Renaming packages?

mpilman · April 18, 2023, 3:55pm

(I am not 100% sure whether this is the right place to have this discussion, if not please point me to the right direction).

So this is a feature I always wanted to have in other languages but I don't know any that solve this problem for me. In fact I think something like a rename package feature would solve two problems: an obvious one and a less obvious, but arguably more important (or at least cooler) one.

Say I want to use Swift-NIO and I want to use the newest version. So I add a dependency to Swift-NIO 2.50.0. But I also want to use some other library, let's call it foo, which depends on Swift-NIO 2.20. Or even worse on NIO 1.0. What do I do? The solution I would propose is for me to allow renaming either Swift-NIO or foo (and transitively its dependencies) to something else. Basically this would allow me to pull in multiple versions of the same code.

This kind of namespacing would allow me to resolve hard to resolve dependencies. So this is the obvious use-case. It would be even cooler if I could now also depend on multiple versions of the swift standard library and other fundamentals (like Foundation). One reason I'd like to do this is testability: I could just use the same version of all libraries my dependencies were tested with.

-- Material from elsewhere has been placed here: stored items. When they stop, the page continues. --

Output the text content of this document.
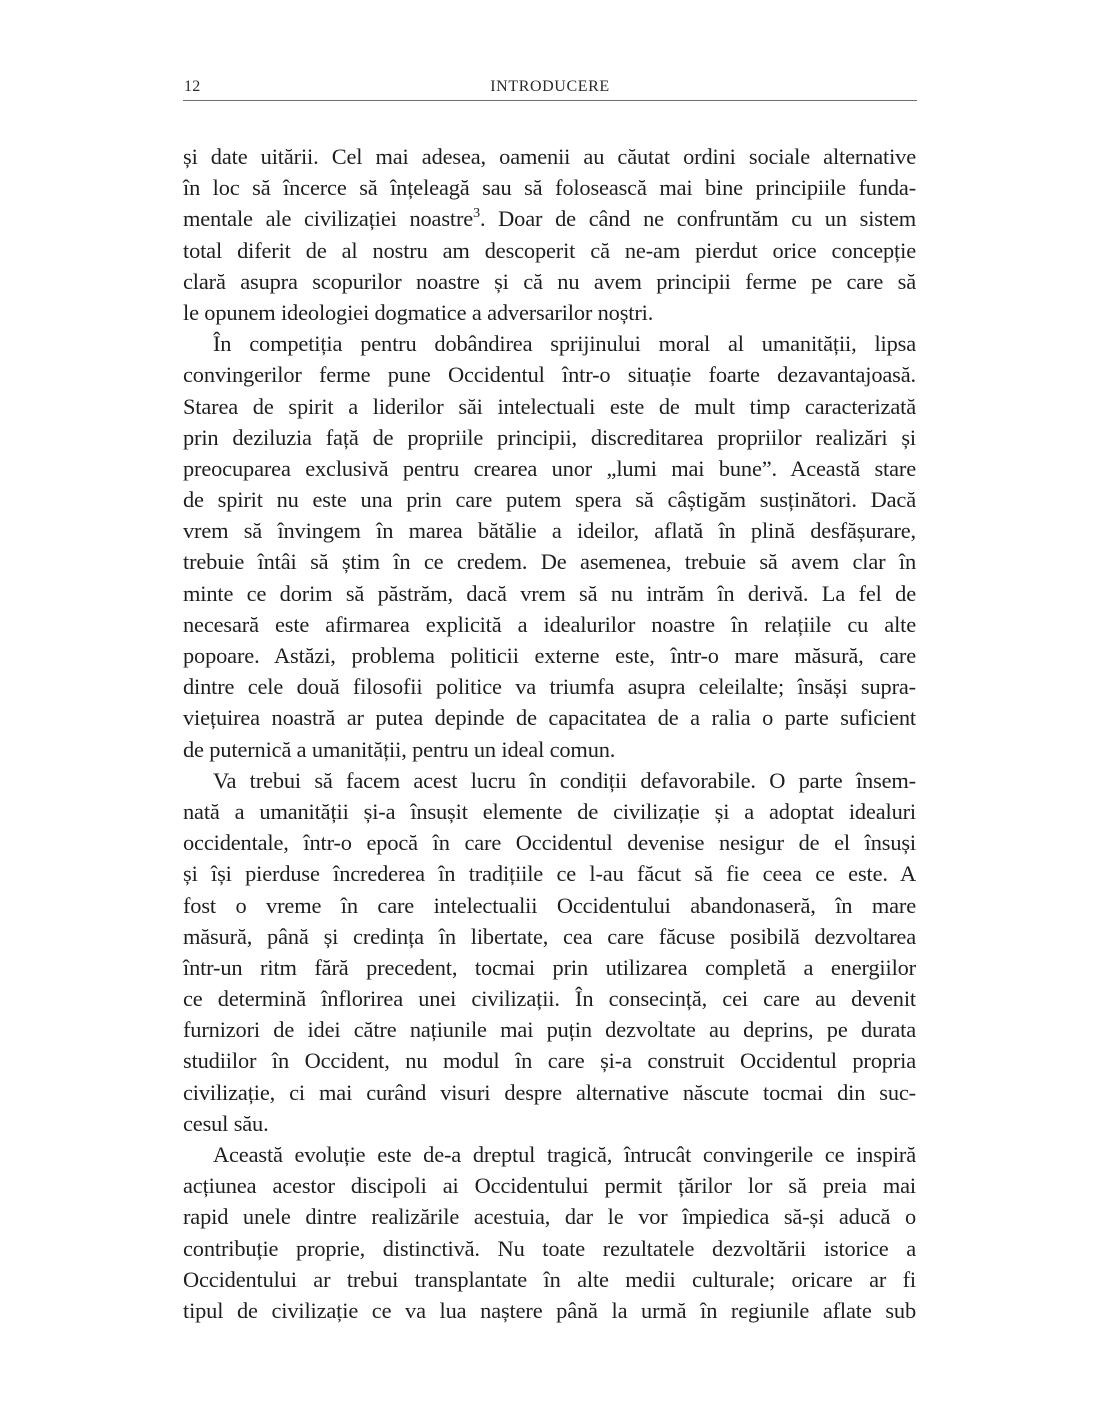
12	INTRODUCERE
și date uitării. Cel mai adesea, oamenii au căutat ordini sociale alternative
în loc să încerce să înțeleagă sau să folosească mai bine principiile funda-
mentale ale civilizației noastre$^3$. Doar de când ne confruntăm cu un sistem
total diferit de al nostru am descoperit că ne-am pierdut orice concepție
clară asupra scopurilor noastre și că nu avem principii ferme pe care să
le opunem ideologiei dogmatice a adversarilor noștri.
În competiția pentru dobândirea sprijinului moral al umanității, lipsa
convingerilor ferme pune Occidentul într-o situație foarte dezavantajoasă.
Starea de spirit a liderilor săi intelectuali este de mult timp caracterizată
prin deziluzia față de propriile principii, discreditarea propriilor realizări și
preocuparea exclusivă pentru crearea unor „lumi mai bune”. Această stare
de spirit nu este una prin care putem spera să câștigăm susținători. Dacă
vrem să învingem în marea bătălie a ideilor, aflată în plină desfășurare,
trebuie întâi să știm în ce credem. De asemenea, trebuie să avem clar în
minte ce dorim să păstrăm, dacă vrem să nu intrăm în derivă. La fel de
necesară este afirmarea explicită a idealurilor noastre în relațiile cu alte
popoare. Astăzi, problema politicii externe este, într-o mare măsură, care
dintre cele două filosofii politice va triumfa asupra celeilalte; însăși supra-
viețuirea noastră ar putea depinde de capacitatea de a ralia o parte suficient
de puternică a umanității, pentru un ideal comun.
Va trebui să facem acest lucru în condiții defavorabile. O parte însem-
nată a umanității și-a însușit elemente de civilizație și a adoptat idealuri
occidentale, într-o epocă în care Occidentul devenise nesigur de el însuși
și își pierduse încrederea în tradițiile ce l-au făcut să fie ceea ce este. A
fost o vreme în care intelectualii Occidentului abandonaseră, în mare
măsură, până și credința în libertate, cea care făcuse posibilă dezvoltarea
într-un ritm fără precedent, tocmai prin utilizarea completă a energiilor
ce determină înflorirea unei civilizații. În consecință, cei care au devenit
furnizori de idei către națiunile mai puțin dezvoltate au deprins, pe durata
studiilor în Occident, nu modul în care și-a construit Occidentul propria
civilizație, ci mai curând visuri despre alternative născute tocmai din suc-
cesul său.
Această evoluție este de-a dreptul tragică, întrucât convingerile ce inspiră
acțiunea acestor discipoli ai Occidentului permit țărilor lor să preia mai
rapid unele dintre realizările acestuia, dar le vor împiedica să-și aducă o
contribuție proprie, distinctivă. Nu toate rezultatele dezvoltării istorice a
Occidentului ar trebui transplantate în alte medii culturale; oricare ar fi
tipul de civilizație ce va lua naștere până la urmă în regiunile aflate sub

Now the more cool one (and this is a real-world problem we never really managed to solve in FoundationDB since C/C++ don't really provide a solution for this). Let's take FoundationDB as an example (and let's pretend FDB is written in Swift):

FoundationDB uses deterministic simulation to test all kind of real-world scenarios within a single process. One thing though that is really freaking hard to test is upgrades and downgrades. Basically we would like to run different versions of the same code in the same process and verify that they work together.

We believe that testing this in a real cluster is inadequate: failures are very hard to debug, tests are very expensive to run (as they require more resources than what FDB can do in-process), testing becomes an operational nightmare etc. FoundationDB works around this using two strategies:

All processes within a cluster have to run at the same version. So when upgrading a cluster all processes have to be upgraded at the same time.
For things that require disk format change we manually do what I described above. If you look at FDB code you can find that the transaction log server is checked in at versions 4.6, 6.0, and 6.2. Since these are versions where me made significant changes that require on-disk changes with upgrade and downgrade capabilities.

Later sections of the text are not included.